Eugenio María de Hostos Community College’s longtime president Dolores Fernández reflects on her journey through academia and helping other Hispanics reach the top.

In 1998, Dr. Dolores Fernández was exactly where she wanted to be as a tenured, full-time professor at Hunter College, the largest in the City University of New York system. Then she got a call asking her to leave Manhattan and take the helm of Eugenio María de Hostos Community College, CUNY’s troubled bilingual community college in the South Bronx.

“I said, ‘No,’” she recalls. “I wasn’t about to leave Hunter.” CUNY’s chancellor called her to his office to try to change her mind, but it was a Black History Month speech at Hunter that made the difference. A Black minister from the Bronx looked at the comfortable academics and challenged them: Look at your communities. Do the people living there now have the same advantages you had? “I started crying,” Fernández says. “I said, ‘I’ve got to go upstairs and call the chancellor.’ I said, ‘I’ve got to go do this for an interim basis.’”

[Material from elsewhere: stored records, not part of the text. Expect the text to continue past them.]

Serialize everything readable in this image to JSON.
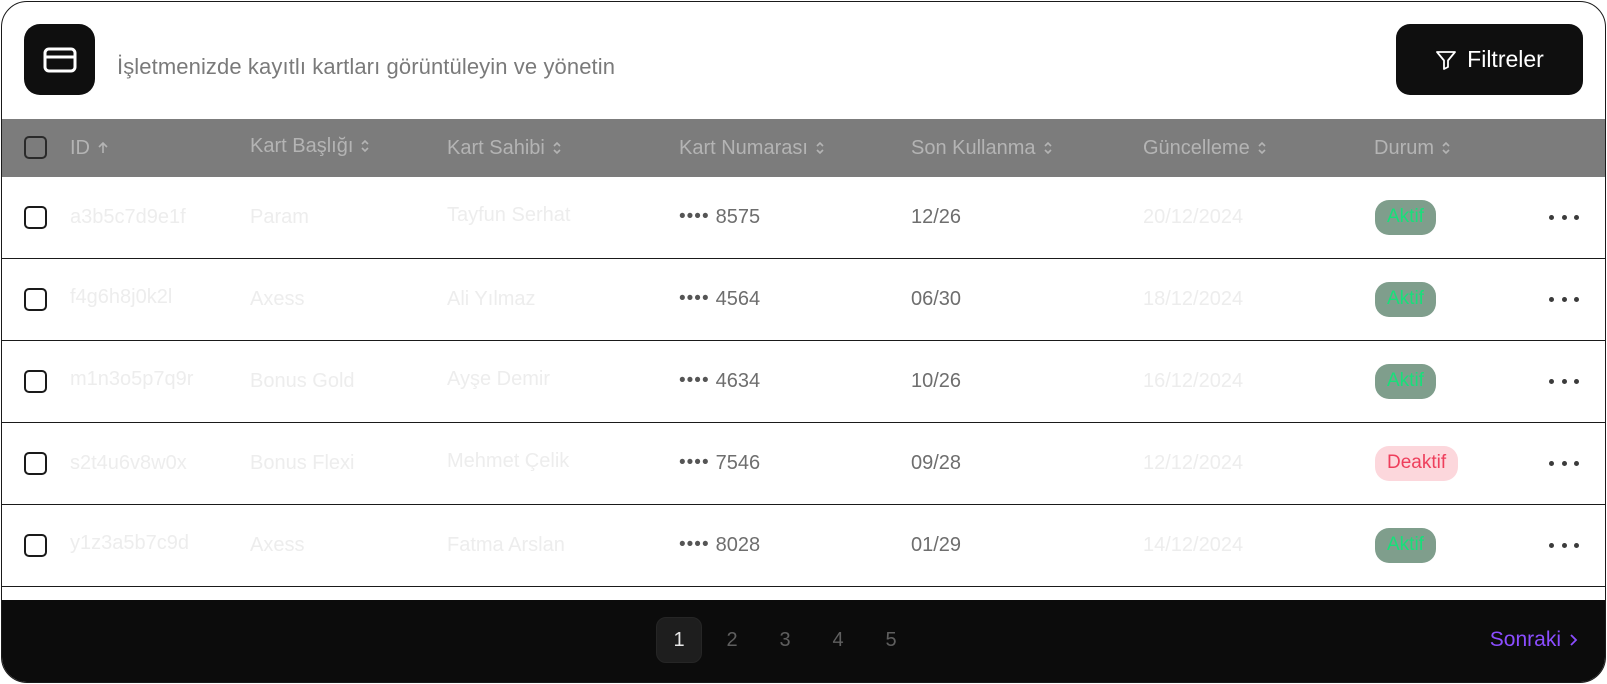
{
  "header": {
    "subtitle": "İşletmenizde kayıtlı kartları görüntüleyin ve yönetin",
    "filter_label": "Filtreler"
  },
  "table": {
    "columns": [
      "ID",
      "Kart Başlığı",
      "Kart Sahibi",
      "Kart Numarası",
      "Son Kullanma",
      "Güncelleme",
      "Durum"
    ],
    "rows": [
      {
        "id": "a3b5c7d9e1f",
        "title": "Param",
        "owner": "Tayfun Serhat",
        "dots": "••••",
        "last4": "8575",
        "expiry": "12/26",
        "updated": "20/12/2024",
        "status": "Aktif"
      },
      {
        "id": "f4g6h8j0k2l",
        "title": "Axess",
        "owner": "Ali Yılmaz",
        "dots": "••••",
        "last4": "4564",
        "expiry": "06/30",
        "updated": "18/12/2024",
        "status": "Aktif"
      },
      {
        "id": "m1n3o5p7q9r",
        "title": "Bonus Gold",
        "owner": "Ayşe Demir",
        "dots": "••••",
        "last4": "4634",
        "expiry": "10/26",
        "updated": "16/12/2024",
        "status": "Aktif"
      },
      {
        "id": "s2t4u6v8w0x",
        "title": "Bonus Flexi",
        "owner": "Mehmet Çelik",
        "dots": "••••",
        "last4": "7546",
        "expiry": "09/28",
        "updated": "12/12/2024",
        "status": "Deaktif"
      },
      {
        "id": "y1z3a5b7c9d",
        "title": "Axess",
        "owner": "Fatma Arslan",
        "dots": "••••",
        "last4": "8028",
        "expiry": "01/29",
        "updated": "14/12/2024",
        "status": "Aktif"
      }
    ]
  },
  "pagination": {
    "pages": [
      "1",
      "2",
      "3",
      "4",
      "5"
    ],
    "current": "1",
    "next_label": "Sonraki"
  },
  "colors": {
    "active_badge_bg": "#7f9e8c",
    "active_badge_text": "#17e07a",
    "inactive_badge_bg": "#fcd7dc",
    "inactive_badge_text": "#ee3f5c",
    "accent": "#8b4dff"
  },
  "icons": {
    "card": "credit-card-icon",
    "filter": "filter-icon",
    "sort": "sort-icon",
    "more": "more-horizontal-icon",
    "next": "chevron-right-icon"
  }
}
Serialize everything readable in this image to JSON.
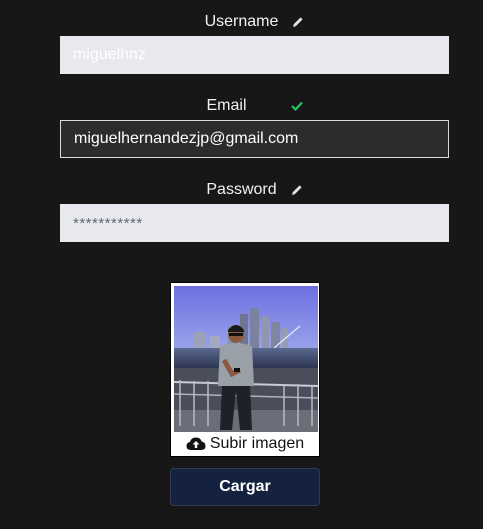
{
  "form": {
    "username": {
      "label": "Username",
      "value": "miguelhnz",
      "status_icon": "pencil-icon"
    },
    "email": {
      "label": "Email",
      "value": "miguelhernandezjp@gmail.com",
      "status_icon": "check-icon",
      "status_color": "#22c55e"
    },
    "password": {
      "label": "Password",
      "value": "***********",
      "status_icon": "pencil-icon"
    }
  },
  "avatar": {
    "upload_label": "Subir imagen",
    "upload_icon": "cloud-upload-icon"
  },
  "submit_label": "Cargar",
  "colors": {
    "background": "#171717",
    "button": "#14213f",
    "input_light": "#e8e9ee",
    "input_dark": "#2c2c2c"
  }
}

More than 10 years later — nine of them as Hostos’ permanent president — Fernández, 64, has announced she’ll step down once a replacement is named. In her resignation letter she cited a tenure of academic and financial improvements and beefed-up enrollment. Her efforts were, as she said in her letter, “my opportunity to ‘pay back’ my community.”

‘Not College Material’

The South Bronx community that is home to Hostos and its predominantly Puerto Rican and Dominican student population isn’t precisely her own, although she lives in the Bronx today. She was reared in Astoria, Queens, to a mother who emigrated from Spain and a father who came to New York from Cuba. But like many Hostos students, Fernández entered public school speaking only Spanish. Hostos accepts any high-school graduate, English-speaking or not. And, like many Hostos students, she came to higher education later in life.